A numerical groundwater flow model was constructed using MODFLOW with domains and layers modelled in Leapfrog geological modelling software. The model was calibrated on a limited basis due to limited groundwater level observations and site specific hydraulic parameters. Detailed sensitivity analysis was performed instead with base case and worst case sensitivity scenarios developed, with a focus on the hydrostructural interpretation and identified uncertainties. The base and worst case scenarios presented a range of inflows that were used conservatively depending on the scenario being investigated (i.e. base case which investigated water shortfalls, and worst case for designing the dewatering system). Such an approach was acceptable to the study team, and it is noteworthy that even worst case inflows were insensitive to the financial model.

The zone 55 mine has been operational since late 2015, and dewatering rates at this early stage are broadly comparable to base case predictions.

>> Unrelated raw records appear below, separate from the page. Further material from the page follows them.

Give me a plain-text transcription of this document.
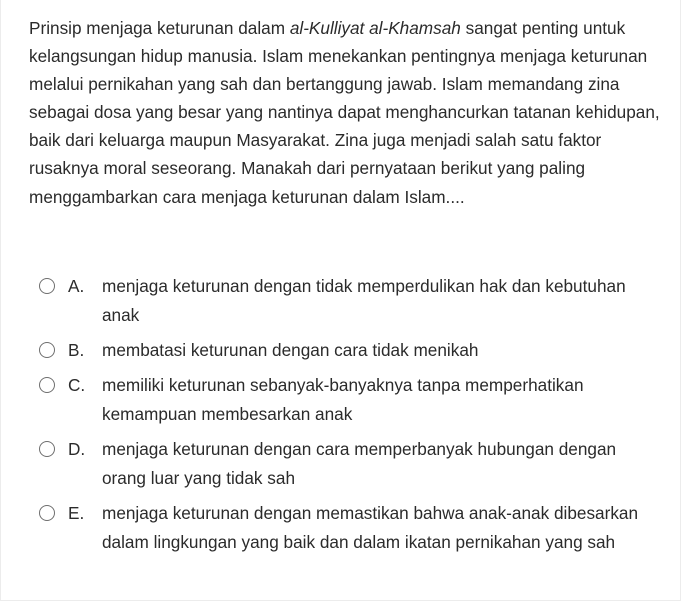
Prinsip menjaga keturunan dalam al-Kulliyat al-Khamsah sangat penting untuk kelangsungan hidup manusia. Islam menekankan pentingnya menjaga keturunan melalui pernikahan yang sah dan bertanggung jawab. Islam memandang zina sebagai dosa yang besar yang nantinya dapat menghancurkan tatanan kehidupan, baik dari keluarga maupun Masyarakat. Zina juga menjadi salah satu faktor rusaknya moral seseorang. Manakah dari pernyataan berikut yang paling menggambarkan cara menjaga keturunan dalam Islam....

A.	menjaga keturunan dengan tidak memperdulikan hak dan kebutuhan anak
B.	membatasi keturunan dengan cara tidak menikah
C. memiliki keturunan sebanyak-banyaknya tanpa memperhatikan kemampuan membesarkan anak
D. menjaga keturunan dengan cara memperbanyak hubungan dengan orang luar yang tidak sah
E.	menjaga keturunan dengan memastikan bahwa anak-anak dibesarkan dalam lingkungan yang baik dan dalam ikatan pernikahan yang sah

Further review of operational data over the coming years will be important to evaluate the accuracy of the groundwater model.

This study has shown that a hydrogeological feasibility study may be completed successfully without comprehensive in-situ hydraulic testing by using supplementary geological and structural data. However, the risk posed by uncertainties must be incorporated by worst-case scenarios, and this may not be an appropriate approach for all projects.